水たまりに街灯の光が映って、アスファルトが少しだけ輝いて見えた。


「神原ユウトです。ウーバーでーす」


小さな平屋の玄関に立ち、インターホンを押す。

昔ながらの木造住宅。庭には古びた石灯籠と、小さな花壇。


玄関先には、一匹の猫が座っていた。

ふさふさした白毛に、薄い茶色の縞模様。片耳が欠けている。


「お前、客?」


ユウトがそう言うと、猫は「にゃ」と一声。まるで返事のようだった。


すると、玄関の扉がゆっくりと開いた。


「まあ、ご苦労さまね。雨の中、来てくれてありがとう」


出てきたのは80歳は超えていそうな老婦人だった。

小柄で、背筋が少し丸い。けれど、声にはどこか芯がある。


「こちらにどうぞ。置いてもらえるかしら」


「はい。ここに置きますね」


ユウトが袋を渡すと、猫がすっと彼の足元に寄ってきた。


「……この子、たかしって言うの」


「へえ。いい名前ですね」


「ええ。

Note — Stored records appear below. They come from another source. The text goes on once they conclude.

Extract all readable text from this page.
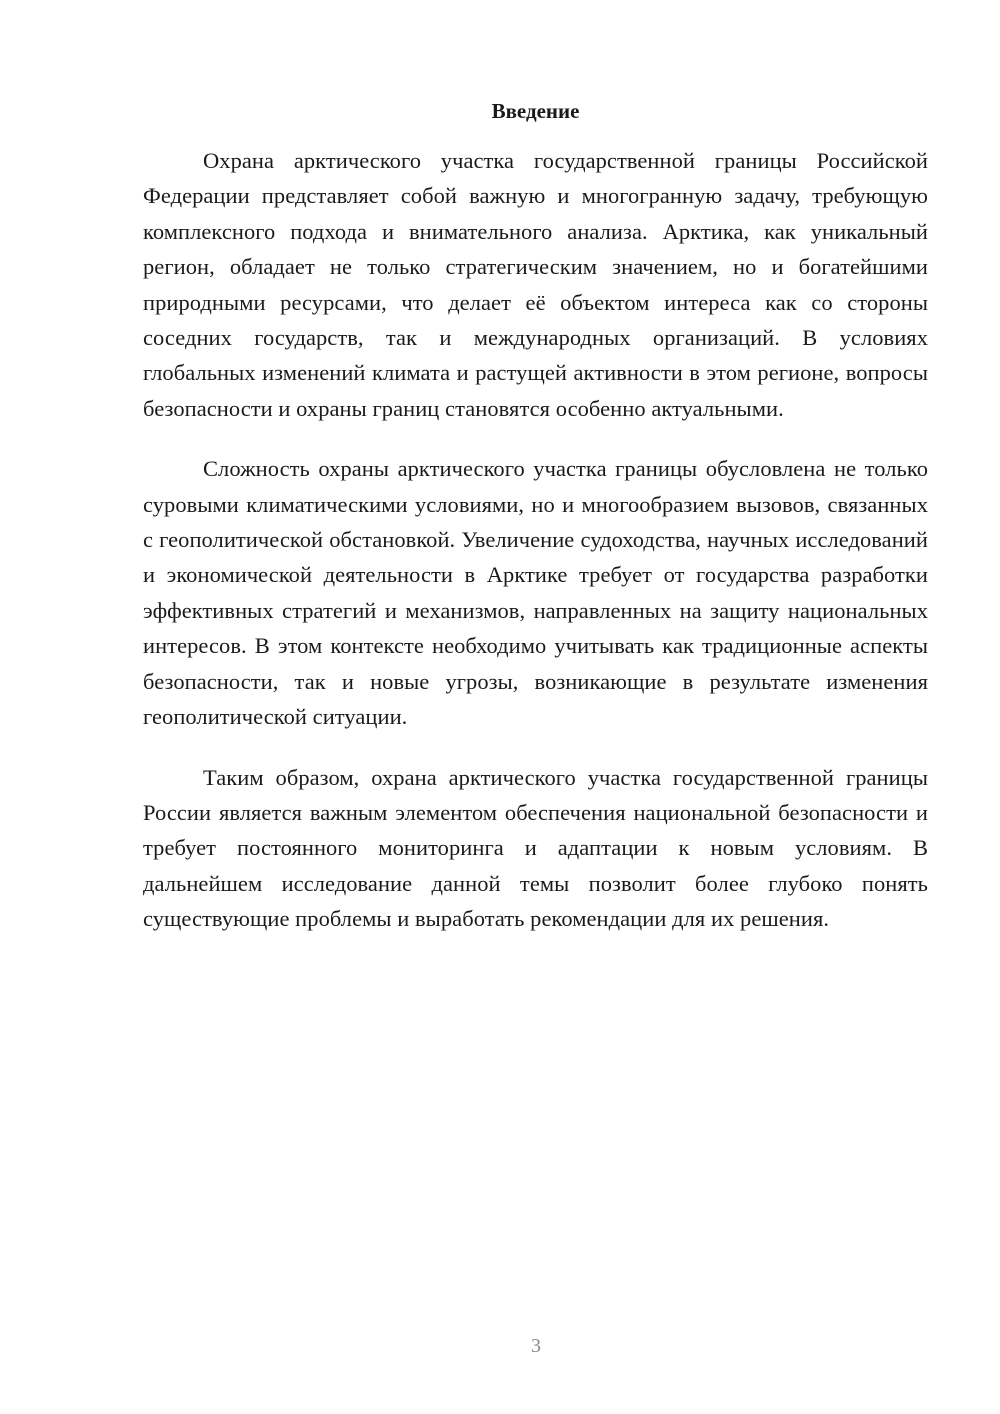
Введение

Охрана арктического участка государственной границы Российской Федерации представляет собой важную и многогранную задачу, требующую комплексного подхода и внимательного анализа. Арктика, как уникальный регион, обладает не только стратегическим значением, но и богатейшими природными ресурсами, что делает её объектом интереса как со стороны соседних государств, так и международных организаций. В условиях глобальных изменений климата и растущей активности в этом регионе, вопросы безопасности и охраны границ становятся особенно актуальными.

Сложность охраны арктического участка границы обусловлена не только суровыми климатическими условиями, но и многообразием вызовов, связанных с геополитической обстановкой. Увеличение судоходства, научных исследований и экономической деятельности в Арктике требует от государства разработки эффективных стратегий и механизмов, направленных на защиту национальных интересов. В этом контексте необходимо учитывать как традиционные аспекты безопасности, так и новые угрозы, возникающие в результате изменения геополитической ситуации.

Таким образом, охрана арктического участка государственной границы России является важным элементом обеспечения национальной безопасности и требует постоянного мониторинга и адаптации к новым условиям. В дальнейшем исследование данной темы позволит более глубоко понять существующие проблемы и выработать рекомендации для их решения.

3
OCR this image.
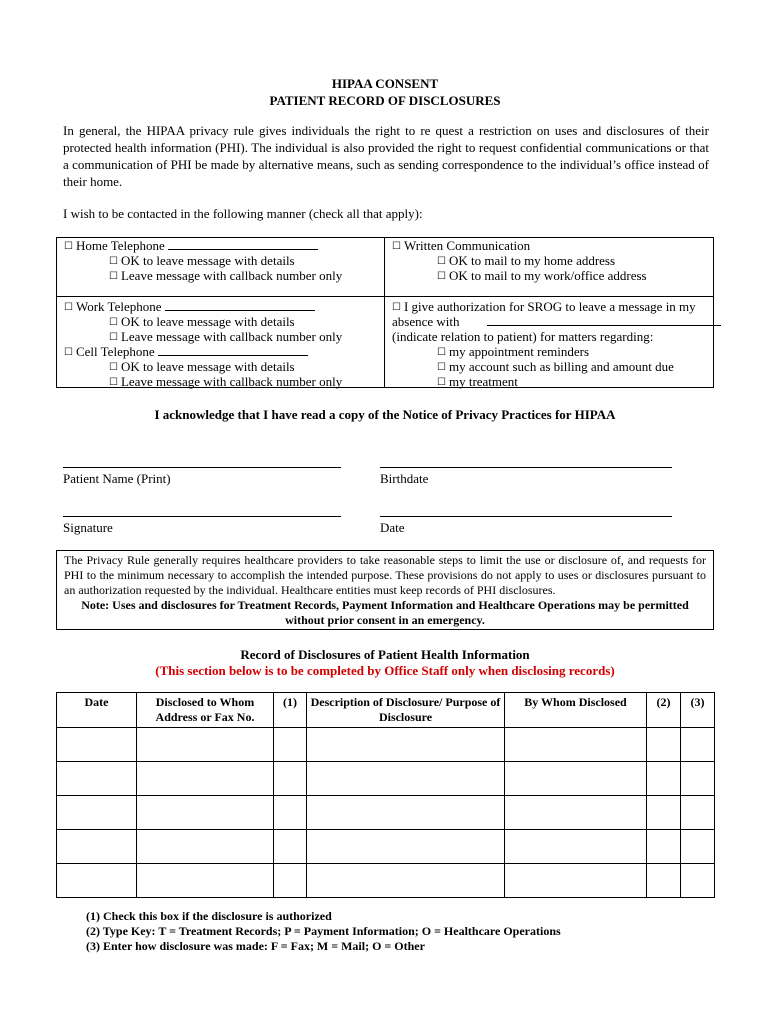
HIPAA CONSENT
PATIENT RECORD OF DISCLOSURES
In general, the HIPAA privacy rule gives individuals the right to re quest a restriction on uses and disclosures of their protected health information (PHI). The individual is also provided the right to request confidential communications or that a communication of PHI be made by alternative means, such as sending correspondence to the individual’s office instead of their home.
I wish to be contacted in the following manner (check all that apply):
☐ Home Telephone
☐ OK to leave message with details
☐ Leave message with callback number only
☐ Written Communication
☐ OK to mail to my home address
☐ OK to mail to my work/office address
☐ Work Telephone
☐ OK to leave message with details
☐ Leave message with callback number only
☐ Cell Telephone
☐ OK to leave message with details
☐ Leave message with callback number only
☐ I give authorization for SROG to leave a message in my
absence with
(indicate relation to patient) for matters regarding:
☐ my appointment reminders
☐ my account such as billing and amount due
☐ my treatment
I acknowledge that I have read a copy of the Notice of Privacy Practices for HIPAA
Patient Name (Print)	Birthdate
Signature	Date
The Privacy Rule generally requires healthcare providers to take reasonable steps to limit the use or disclosure of, and requests for PHI to the minimum necessary to accomplish the intended purpose. These provisions do not apply to uses or disclosures pursuant to an authorization requested by the individual. Healthcare entities must keep records of PHI disclosures.
Note: Uses and disclosures for Treatment Records, Payment Information and Healthcare Operations may be permitted without prior consent in an emergency.
Record of Disclosures of Patient Health Information
(This section below is to be completed by Office Staff only when disclosing records)
Date	Disclosed to Whom Address or Fax No.	(1)	Description of Disclosure/ Purpose of Disclosure	By Whom Disclosed	(2)	(3)

(1) Check this box if the disclosure is authorized
(2) Type Key: T = Treatment Records; P = Payment Information; O = Healthcare Operations
(3) Enter how disclosure was made: F = Fax; M = Mail; O = Other
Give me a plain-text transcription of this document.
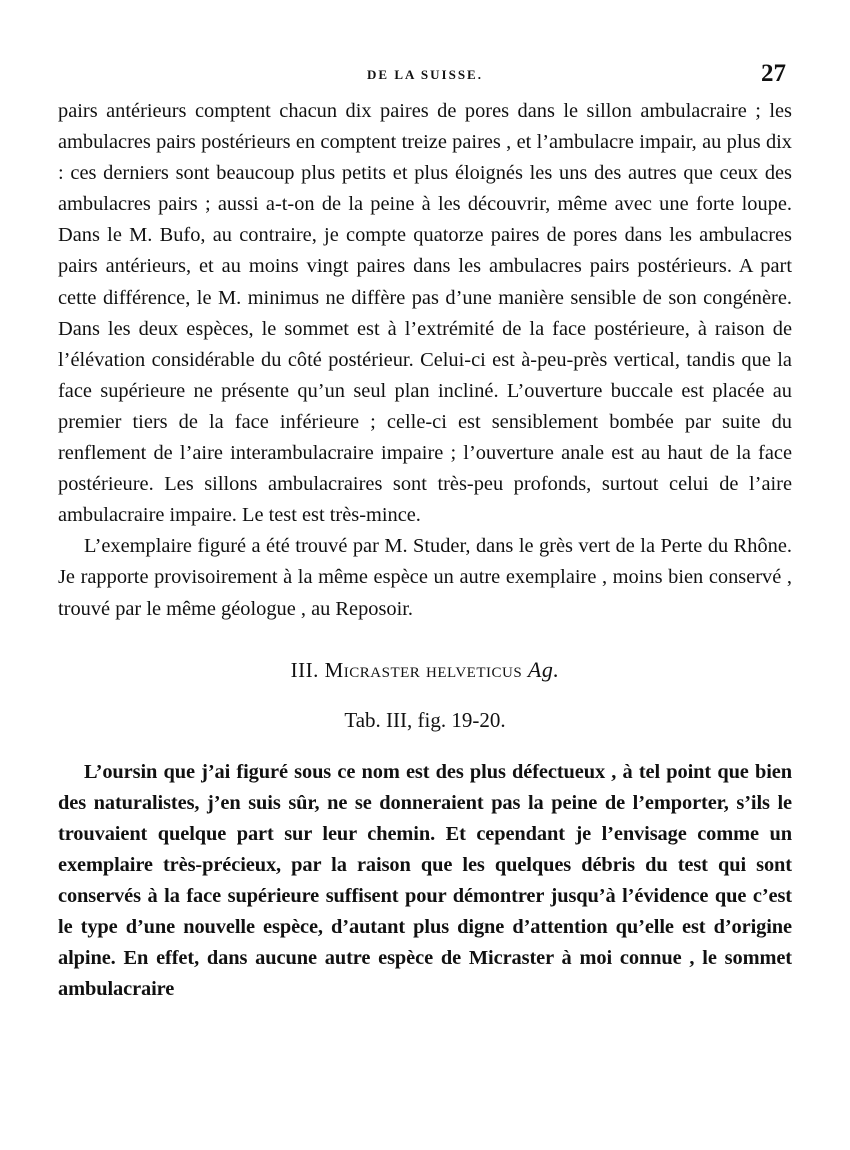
DE LA SUISSE.	27

pairs antérieurs comptent chacun dix paires de pores dans le sillon ambulacraire ; les ambulacres pairs postérieurs en comptent treize paires , et l’ambulacre impair, au plus dix : ces derniers sont beaucoup plus petits et plus éloignés les uns des autres que ceux des ambulacres pairs ; aussi a-t-on de la peine à les découvrir, même avec une forte loupe. Dans le M. Bufo, au contraire, je compte quatorze paires de pores dans les ambulacres pairs antérieurs, et au moins vingt paires dans les ambulacres pairs postérieurs. A part cette différence, le M. minimus ne diffère pas d’une manière sensible de son congénère. Dans les deux espèces, le sommet est à l’extrémité de la face postérieure, à raison de l’élévation considérable du côté postérieur. Celui-ci est à-peu-près vertical, tandis que la face supérieure ne présente qu’un seul plan incliné. L’ouverture buccale est placée au premier tiers de la face inférieure ; celle-ci est sensiblement bombée par suite du renflement de l’aire interambulacraire impaire ; l’ouverture anale est au haut de la face postérieure. Les sillons ambulacraires sont très-peu profonds, surtout celui de l’aire ambulacraire impaire. Le test est très-mince.

L’exemplaire figuré a été trouvé par M. Studer, dans le grès vert de la Perte du Rhône. Je rapporte provisoirement à la même espèce un autre exemplaire , moins bien conservé , trouvé par le même géologue , au Reposoir.

III. Micraster helveticus Ag.
Tab. III, fig. 19-20.

L’oursin que j’ai figuré sous ce nom est des plus défectueux , à tel point que bien des naturalistes, j’en suis sûr, ne se donneraient pas la peine de l’emporter, s’ils le trouvaient quelque part sur leur chemin. Et cependant je l’envisage comme un exemplaire très-précieux, par la raison que les quelques débris du test qui sont conservés à la face supérieure suffisent pour démontrer jusqu’à l’évidence que c’est le type d’une nouvelle espèce, d’autant plus digne d’attention qu’elle est d’origine alpine. En effet, dans aucune autre espèce de Micraster à moi connue , le sommet ambulacraire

……息子と同じ名前なの」


言葉が、一瞬だけ重くなった気がした。

ユウトは軽く頭を下げ、バイクへと戻ろうとした。

だが、背後から、ぽつりと声が聞こえた。


「――今日も、帰ってきてくれたのね」


ふと振り返ると、老婆は猫に向かって、そう語りかけていた。

まるで、そこに本当に“たかし”という息子がいるかのように。



数日後、また同じ家に配達が入った。


猫は変わらず玄関にいて、ユウトを見上げていた。


「……また来たよ。たかし君」


猫は「にゃ」と返し、玄関の前で座ったまま動かない。


「ご苦労さまね。あなたのこと、覚えてるみたい」


そう言って、老婆――文子ふみこさんは微笑んだ。


「昔、息子がいたの。とっても優しい子だった。

 もう何年も前に、事故で……ね」


その目はどこか遠くを見つめていた。

ユウトは何も言えず、ただ黙って話を聞いた。


「……でも、不思議なの。

 この猫が来てから、毎日“おかえり”って言えるようになったの。

 そして、あなたが来た日は……なんだか、ほんとに“誰か”が戻ってきた気がしたのよ」


ユウトは静かに頷いた。


「そうですか。それは……よかったです」


言葉にできない感情が、胸の奥にじんわりと広がった。



帰り際、ユウトは猫に手を振った。


「たかし君。これからも、ちゃんと帰ってきてやれよ」


猫はまた「にゃ」と返し、文子さんの足元へ戻っていった。


【配達員メモ】


今日のお客様:文子さんと、猫のたかし君


届けたのはご飯一つ。でも、

“誰かが帰ってきた”って思える瞬間を運べたなら――


それが、本当に価値のある配達だったのかもしれない。